Aspergillus is a fungus belonging to the Ascomycetes class. Aspergillus fumigatus is the most common subtype of fungi pathogenic in humans, followed by Aspergillus niger and Aspergillus flavus (23). The growth of Aspergillus species is reported in both rhinology and odontogenic sinusitis cultures. Zirk et al. (13) indicated that dislocated foreign bodies in the maxillary sinus contain Aspergillosis. Fungal growth in the maxillary sinus is increased by using dental filling materials during the endodontic procedure, which appears to be the main effective factor in this regard. Microorganisms can also penetrate the sinus because of apical periodontitis (24). Such alterations can often be diagnosed by computed tomographies (CTs).

Plain panoramic images can visualize maxillary dentition pneumatization, pseudocysts, displaced roots, or foreign bodies in the maxillary sinus. However, such radiographs ignore 55% - 86% of the disease and thus are poorly suitable for diagnosing odontogenic sinusitis (25). CT is the gold standard imaging modality used for maxillary sinus evaluation and relevant odontogenic diseases. These images can display both bone and soft tissue features. Despite the failure of CT images in the diagnosis of dental diseases, they are frequently used to diagnose odontogenic sinusitis (1). Cone-beam CT (CBCT), a low-radiation alternative to conventional CT, is a better option than plain radiographs in the diagnosis of odontogenic sinusitis.

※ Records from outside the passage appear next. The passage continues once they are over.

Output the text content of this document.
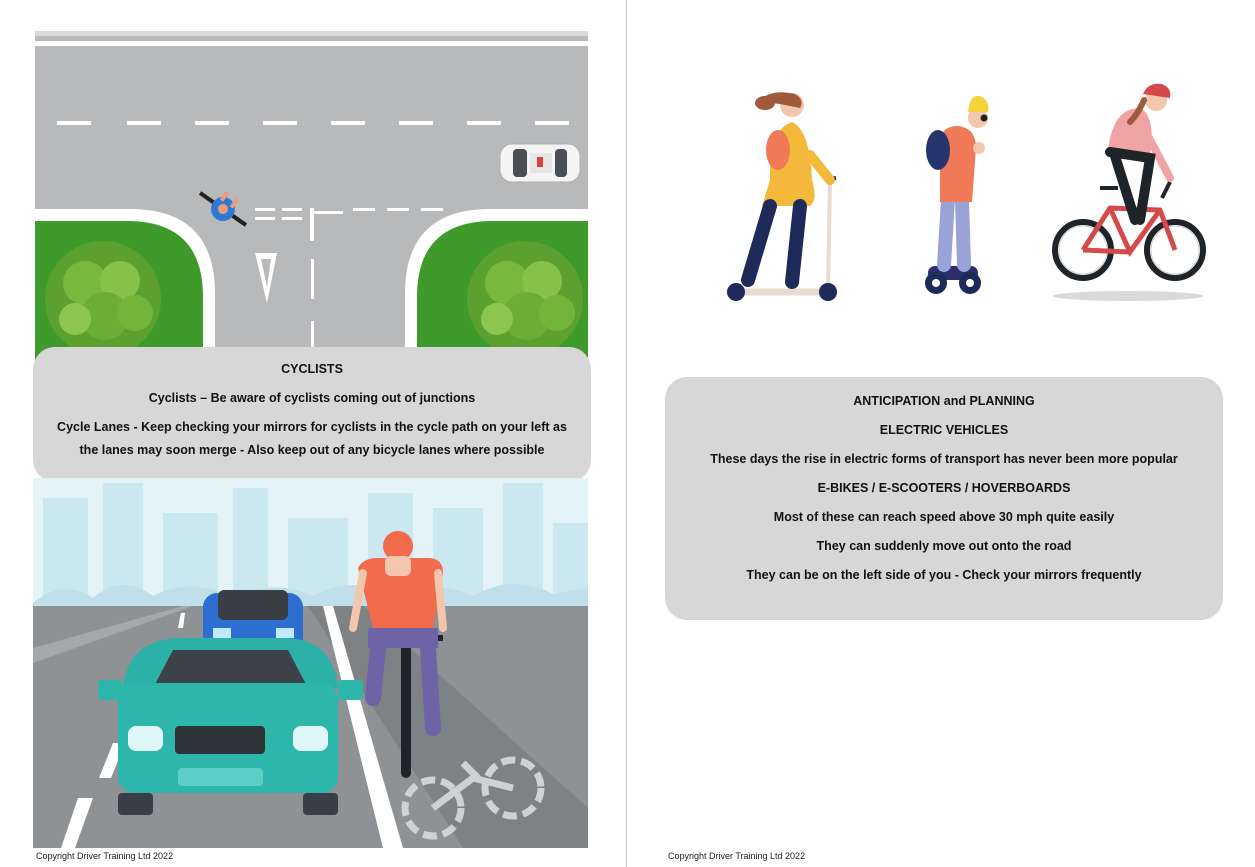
CYCLISTS

Cyclists – Be aware of cyclists coming out of junctions

Cycle Lanes - Keep checking your mirrors for cyclists in the cycle path on your left as

the lanes may soon merge - Also keep out of any bicycle lanes where possible

Copyright Driver Training Ltd 2022	Copyright Driver Training Ltd 2022

ANTICIPATION and PLANNING

ELECTRIC VEHICLES

These days the rise in electric forms of transport has never been more popular

E-BIKES / E-SCOOTERS / HOVERBOARDS

Most of these can reach speed above 30 mph quite easily

They can suddenly move out onto the road

They can be on the left side of you - Check your mirrors frequently
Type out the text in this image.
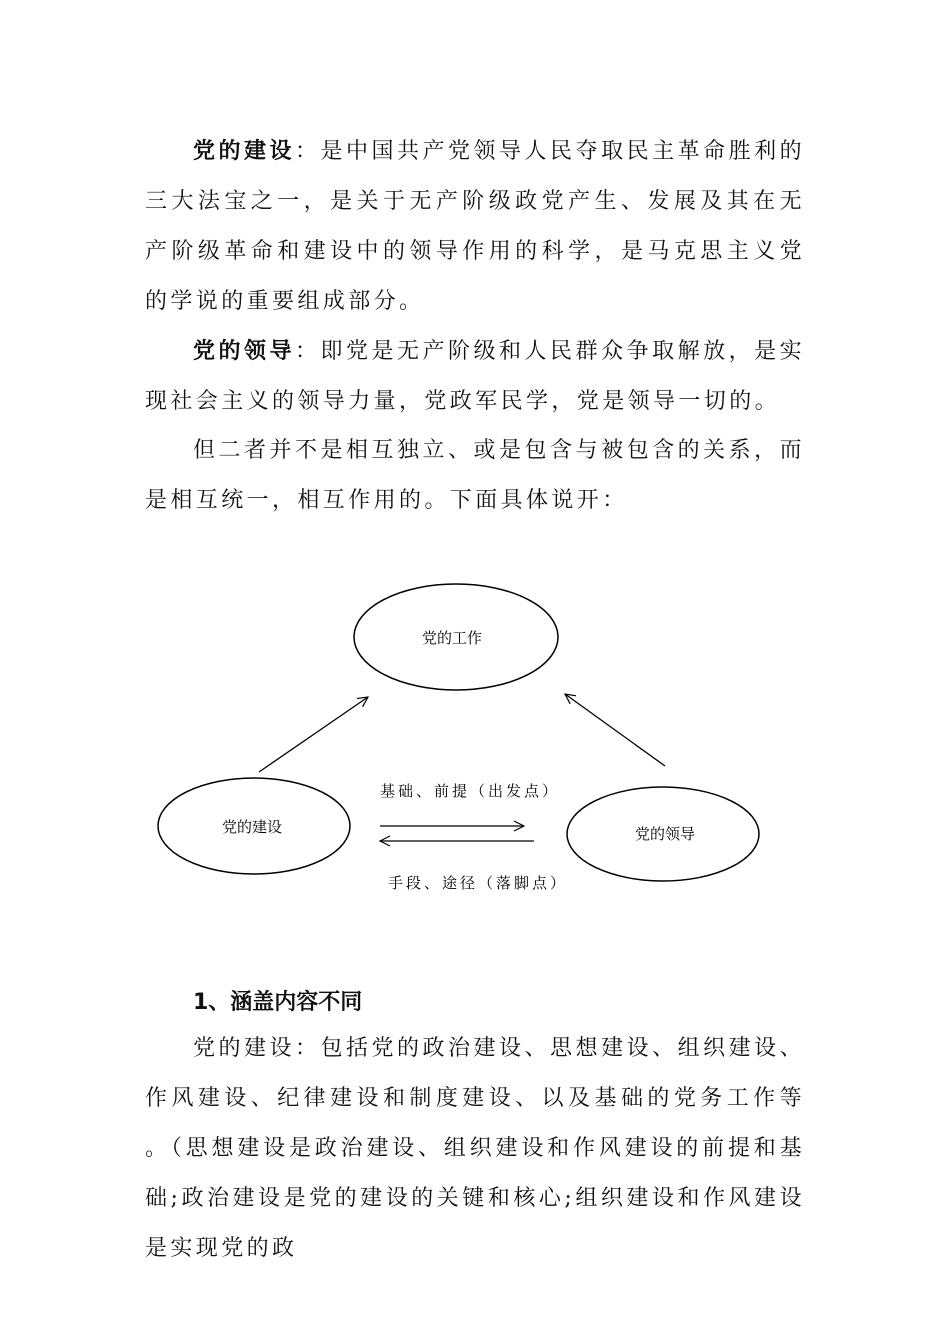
党的建设：是中国共产党领导人民夺取民主革命胜利的三大法宝之一，是关于无产阶级政党产生、发展及其在无产阶级革命和建设中的领导作用的科学，是马克思主义党的学说的重要组成部分。

党的领导：即党是无产阶级和人民群众争取解放，是实现社会主义的领导力量，党政军民学，党是领导一切的。

但二者并不是相互独立、或是包含与被包含的关系，而是相互统一，相互作用的。下面具体说开：

党的工作
党的建设	党的领导
基础、前提（出发点）
手段、途径（落脚点）
1、涵盖内容不同

党的建设：包括党的政治建设、思想建设、组织建设、作风建设、纪律建设和制度建设、以及基础的党务工作等 。（思想建设是政治建设、组织建设和作风建设的前提和基础;政治建设是党的建设的关键和核心;组织建设和作风建设是实现党的政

Recent investigations on the radiographic features of odontogenic sinusitis have revealed that unilateral maxillary sinus opacification is the most common finding in patients suffering from this disorder, even in those with no associated sinonasal symptoms. The coexistence of rhinologic chronic rhinosinusitis and odontogenic sinusitis leads to a prevalent disease (26). According to Bomeli et al. (27), the opacification range represents the origin of the disease, and more severe sinus diseases are likely to originate from an odontogenic origin. On the CT images, the maxillary sinus floor should be thoroughly examined for bone loss, dehiscence, foreign bodies, or mucoperiosteal thickening. The direct communication between the oral cavity and the maxillary sinus allows the pathogen's direct penetration with no radiographic evidence of periapical abscess (26).

No optimal treatment has been defined for odontogenic sinusitis. The first step in its treatment is the complete removal of diseased tissues and debris in the involved sinus (1, 3). Surgical techniques from radical craniofacial surgery to simple endoscopic debridement or minimally invasive surgeries have been proposed in this regard (4). According to Felisati et al. (16), many patients can be successfully treated using an algorithm addressing maxillary sinus, removing implant or foreign bodies, and then repairing oroantral communication. Caldwell Luc approach or endoscopic medial maxillectomy (megaantrostomy) are necessary in some cases (28); however, patients rarely need systemic antifungal therapy. Although these cases do not respond to antibiotics, postoperative antibiotics are prescribed to prevent further infections.

3.1. Conclusions

Odontogenic sinusitis is an underdiagnosed disorder, especially when it appears among asymptomatic patients. Clinicians should be informed that fungal inflammation originates from dental procedures such as endodontic treatments, extractions, or placement of a dental implant. They should also be aware of the favorable conditions for fungal growth. In this regard, postoperative follow-ups are critical, and otolaryngologists need to consult oral surgeons to select the most appropriate treatment plan for exploiting the outcomes.